The Oklahoma Senate has passed a bill that makes performing an abortion a felony punishable by up to three years in prison. Oklahoma Governor Mary Fallin has not said whether she will sign the bill. Pro-choice groups say the bill is unconstitutional and will not stand up to a legal challenge.
Oregon: County Votes to Block Nestlé Waters Bottling Plant

In Oregon, residents of Hood River County have voted to block Nestlé Waters from building a $50 million bottling plant that would have sucked 100 million gallons of water out of Oxbow Springs each year. The ballot initiative, which was passed Tuesday, bans all large water bottling operations in the county.
Mexico: Parents of Missing Students Demand Investigation

In Mexico, parents of the 43 students who disappeared in September 2014 protested outside the Foreign Ministry Thursday, demanding experts from the Inter-American Human Rights Commission return to Mexico and reopen their investigation.
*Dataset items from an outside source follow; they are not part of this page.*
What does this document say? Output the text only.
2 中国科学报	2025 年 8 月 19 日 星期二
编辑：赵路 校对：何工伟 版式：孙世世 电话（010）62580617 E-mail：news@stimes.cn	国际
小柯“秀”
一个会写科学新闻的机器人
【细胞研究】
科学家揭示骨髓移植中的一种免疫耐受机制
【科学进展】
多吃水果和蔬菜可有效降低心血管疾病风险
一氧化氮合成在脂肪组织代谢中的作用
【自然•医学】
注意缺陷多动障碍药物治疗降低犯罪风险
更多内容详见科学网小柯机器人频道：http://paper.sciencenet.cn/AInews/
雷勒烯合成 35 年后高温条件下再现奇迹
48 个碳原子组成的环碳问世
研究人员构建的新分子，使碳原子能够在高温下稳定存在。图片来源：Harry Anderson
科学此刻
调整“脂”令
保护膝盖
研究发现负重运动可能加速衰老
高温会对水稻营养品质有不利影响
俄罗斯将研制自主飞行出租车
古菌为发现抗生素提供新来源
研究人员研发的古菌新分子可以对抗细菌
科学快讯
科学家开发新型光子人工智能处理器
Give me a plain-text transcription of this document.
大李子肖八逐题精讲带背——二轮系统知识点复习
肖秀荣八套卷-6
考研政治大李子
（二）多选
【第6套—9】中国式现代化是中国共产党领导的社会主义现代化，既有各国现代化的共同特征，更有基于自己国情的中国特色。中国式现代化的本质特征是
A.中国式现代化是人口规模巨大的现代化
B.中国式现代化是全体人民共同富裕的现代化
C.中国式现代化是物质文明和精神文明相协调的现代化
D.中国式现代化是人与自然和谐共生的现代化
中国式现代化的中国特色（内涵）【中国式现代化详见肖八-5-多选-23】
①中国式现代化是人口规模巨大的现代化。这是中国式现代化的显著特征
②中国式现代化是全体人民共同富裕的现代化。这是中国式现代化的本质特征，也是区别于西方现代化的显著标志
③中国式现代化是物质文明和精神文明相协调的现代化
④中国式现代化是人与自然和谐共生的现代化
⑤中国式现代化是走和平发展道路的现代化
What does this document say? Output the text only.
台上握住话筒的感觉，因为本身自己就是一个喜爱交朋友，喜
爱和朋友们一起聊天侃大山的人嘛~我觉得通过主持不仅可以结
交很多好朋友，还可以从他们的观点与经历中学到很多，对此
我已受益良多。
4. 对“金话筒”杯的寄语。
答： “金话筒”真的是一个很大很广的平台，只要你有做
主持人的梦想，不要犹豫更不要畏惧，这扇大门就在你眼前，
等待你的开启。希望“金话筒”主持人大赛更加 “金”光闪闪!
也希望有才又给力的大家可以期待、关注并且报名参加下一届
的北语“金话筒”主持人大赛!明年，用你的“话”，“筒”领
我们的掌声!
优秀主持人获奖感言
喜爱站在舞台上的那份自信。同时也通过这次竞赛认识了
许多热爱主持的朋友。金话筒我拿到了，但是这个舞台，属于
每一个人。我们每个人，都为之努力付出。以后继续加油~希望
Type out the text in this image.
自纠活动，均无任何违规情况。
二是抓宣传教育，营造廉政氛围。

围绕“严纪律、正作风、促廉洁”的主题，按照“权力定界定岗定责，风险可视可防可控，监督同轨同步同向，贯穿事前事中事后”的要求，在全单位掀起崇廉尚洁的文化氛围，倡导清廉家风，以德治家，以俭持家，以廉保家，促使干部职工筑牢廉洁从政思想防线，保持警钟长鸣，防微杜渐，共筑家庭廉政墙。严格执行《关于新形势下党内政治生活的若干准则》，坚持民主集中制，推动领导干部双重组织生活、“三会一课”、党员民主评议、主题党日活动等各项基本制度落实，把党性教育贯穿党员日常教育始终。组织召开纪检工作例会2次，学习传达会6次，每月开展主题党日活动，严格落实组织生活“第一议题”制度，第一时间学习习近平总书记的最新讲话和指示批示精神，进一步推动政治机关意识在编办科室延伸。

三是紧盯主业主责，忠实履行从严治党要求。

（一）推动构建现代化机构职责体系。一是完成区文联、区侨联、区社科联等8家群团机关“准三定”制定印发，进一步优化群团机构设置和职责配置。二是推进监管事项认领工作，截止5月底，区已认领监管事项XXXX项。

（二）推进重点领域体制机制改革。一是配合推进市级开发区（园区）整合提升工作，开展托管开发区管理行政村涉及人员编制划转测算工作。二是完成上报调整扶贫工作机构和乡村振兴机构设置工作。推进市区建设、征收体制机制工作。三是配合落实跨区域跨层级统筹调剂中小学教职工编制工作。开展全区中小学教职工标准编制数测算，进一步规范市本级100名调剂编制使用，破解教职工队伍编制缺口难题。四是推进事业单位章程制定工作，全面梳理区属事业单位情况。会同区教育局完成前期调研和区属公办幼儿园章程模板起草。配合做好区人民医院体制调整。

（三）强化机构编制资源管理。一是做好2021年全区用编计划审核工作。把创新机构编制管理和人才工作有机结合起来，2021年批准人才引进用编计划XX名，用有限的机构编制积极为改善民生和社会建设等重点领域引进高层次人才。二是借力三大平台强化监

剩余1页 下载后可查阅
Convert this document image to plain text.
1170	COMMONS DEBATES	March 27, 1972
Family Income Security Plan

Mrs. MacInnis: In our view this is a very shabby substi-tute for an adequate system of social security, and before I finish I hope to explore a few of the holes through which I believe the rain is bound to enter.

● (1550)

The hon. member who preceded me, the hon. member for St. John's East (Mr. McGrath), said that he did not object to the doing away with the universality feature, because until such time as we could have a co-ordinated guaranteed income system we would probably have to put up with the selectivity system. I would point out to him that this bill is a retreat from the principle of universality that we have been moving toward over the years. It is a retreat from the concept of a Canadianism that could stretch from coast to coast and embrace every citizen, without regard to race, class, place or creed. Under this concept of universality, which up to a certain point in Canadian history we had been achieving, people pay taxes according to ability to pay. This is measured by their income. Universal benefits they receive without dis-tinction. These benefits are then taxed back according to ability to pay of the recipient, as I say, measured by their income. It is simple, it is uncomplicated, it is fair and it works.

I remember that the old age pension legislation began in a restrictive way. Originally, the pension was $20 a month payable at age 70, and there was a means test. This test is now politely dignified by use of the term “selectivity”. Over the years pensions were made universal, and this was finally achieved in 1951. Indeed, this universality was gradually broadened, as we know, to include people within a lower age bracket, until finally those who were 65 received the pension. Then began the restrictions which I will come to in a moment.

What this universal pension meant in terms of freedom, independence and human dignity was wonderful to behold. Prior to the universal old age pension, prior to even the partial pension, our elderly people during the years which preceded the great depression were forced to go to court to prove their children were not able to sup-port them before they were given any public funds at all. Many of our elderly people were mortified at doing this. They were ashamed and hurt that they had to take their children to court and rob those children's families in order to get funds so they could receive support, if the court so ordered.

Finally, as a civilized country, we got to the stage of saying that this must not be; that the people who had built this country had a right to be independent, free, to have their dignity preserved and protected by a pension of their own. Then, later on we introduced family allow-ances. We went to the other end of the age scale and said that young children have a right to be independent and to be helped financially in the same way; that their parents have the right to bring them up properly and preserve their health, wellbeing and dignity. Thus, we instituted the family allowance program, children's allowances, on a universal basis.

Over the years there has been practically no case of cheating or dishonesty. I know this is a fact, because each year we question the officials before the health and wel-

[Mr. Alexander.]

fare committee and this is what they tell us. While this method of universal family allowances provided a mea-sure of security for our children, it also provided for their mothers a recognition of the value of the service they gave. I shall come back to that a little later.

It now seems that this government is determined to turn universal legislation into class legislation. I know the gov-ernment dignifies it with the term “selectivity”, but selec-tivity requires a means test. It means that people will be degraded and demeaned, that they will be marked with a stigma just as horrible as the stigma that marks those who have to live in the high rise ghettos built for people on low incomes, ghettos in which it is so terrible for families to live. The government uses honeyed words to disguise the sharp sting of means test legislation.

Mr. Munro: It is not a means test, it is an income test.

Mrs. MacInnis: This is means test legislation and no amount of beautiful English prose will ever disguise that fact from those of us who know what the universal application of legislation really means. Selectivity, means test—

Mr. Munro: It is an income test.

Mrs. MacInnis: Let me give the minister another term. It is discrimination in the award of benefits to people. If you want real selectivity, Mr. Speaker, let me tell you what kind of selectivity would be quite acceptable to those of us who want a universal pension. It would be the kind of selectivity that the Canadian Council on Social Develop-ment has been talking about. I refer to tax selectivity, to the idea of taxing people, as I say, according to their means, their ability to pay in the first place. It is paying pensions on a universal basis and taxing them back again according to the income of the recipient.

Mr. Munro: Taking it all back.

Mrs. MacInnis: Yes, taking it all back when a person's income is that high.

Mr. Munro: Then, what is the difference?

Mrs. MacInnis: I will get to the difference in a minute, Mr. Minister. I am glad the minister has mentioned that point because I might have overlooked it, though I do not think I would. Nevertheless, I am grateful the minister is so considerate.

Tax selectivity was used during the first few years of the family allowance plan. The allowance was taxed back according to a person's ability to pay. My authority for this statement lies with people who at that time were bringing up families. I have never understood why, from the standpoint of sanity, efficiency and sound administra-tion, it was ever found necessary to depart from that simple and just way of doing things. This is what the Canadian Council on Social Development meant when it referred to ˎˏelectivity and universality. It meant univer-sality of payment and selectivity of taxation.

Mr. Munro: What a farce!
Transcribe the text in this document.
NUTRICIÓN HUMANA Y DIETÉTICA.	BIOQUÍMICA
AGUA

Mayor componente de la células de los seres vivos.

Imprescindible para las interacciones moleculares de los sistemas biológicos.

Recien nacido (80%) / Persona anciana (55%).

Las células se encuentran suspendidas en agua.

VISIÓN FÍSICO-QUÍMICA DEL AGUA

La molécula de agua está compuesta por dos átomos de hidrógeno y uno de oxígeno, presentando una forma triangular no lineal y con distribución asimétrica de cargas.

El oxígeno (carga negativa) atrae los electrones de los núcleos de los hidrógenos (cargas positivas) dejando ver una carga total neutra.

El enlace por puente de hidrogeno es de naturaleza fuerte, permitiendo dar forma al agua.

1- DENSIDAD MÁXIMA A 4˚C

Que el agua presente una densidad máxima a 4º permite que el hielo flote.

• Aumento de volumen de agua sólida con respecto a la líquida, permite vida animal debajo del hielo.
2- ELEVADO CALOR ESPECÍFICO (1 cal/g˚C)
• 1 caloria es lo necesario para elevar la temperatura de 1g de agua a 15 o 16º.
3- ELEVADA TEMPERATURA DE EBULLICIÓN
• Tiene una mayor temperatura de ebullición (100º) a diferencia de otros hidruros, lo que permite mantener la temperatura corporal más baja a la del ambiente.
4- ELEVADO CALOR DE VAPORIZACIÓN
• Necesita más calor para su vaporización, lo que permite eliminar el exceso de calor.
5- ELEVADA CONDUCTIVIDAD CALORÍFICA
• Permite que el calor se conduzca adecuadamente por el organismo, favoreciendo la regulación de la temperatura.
The experts have accused the Mexican government of stonewalling their probe. Meanwhile, in New York City, Antonio Tizapa, father of one of the missing students, met with the U.N. special rapporteur on the rights of indigenous peoples, Victoria Tauli-Corpuz, and urged her to investigate his son’s disappearance. Antonio Tizapa spoke out after the meeting.
Antonio Tizapa: "I asked the rapporteur about the invitation we proposed last year, and she said she wrote to the Mexican government asking to be invited to investigate, but she didn’t receive an answer. Now she’s going to ask again, and we hope that she will get an answer. We hope the Mexican government will open its doors to her. And we especially hope she goes to Ayotzinapa to see what the Mexican government has done to us."
Florida: Transgender African-American Woman Murdered

In Florida, a 32-year-old African-American transgender woman was murdered on Sunday in a parking lot. Mercedes Successful was an active member of the LGBTcommunity in Haines City. She represented Jamaica, where she was born, in the 2014 Gay Caribbean USA Pageant.
CBS News Legend Morley Safer Dies at 84

And CBS News legend Morley Safer has died at the age of 84. Safer was the longest-serving correspondent in "60 Minutes" history, filing a total 919 stories over his 46 years. As a young reporter, he filed one of the most significant stories of the Vietnam War, when he reported on U.S. marines torching the village of Cam Ne. The story changed the way the Vietnam War was reported. He received death threats after it was aired. Morley Safer died on Thursday at his home in Manhattan. He was born here in Toronto.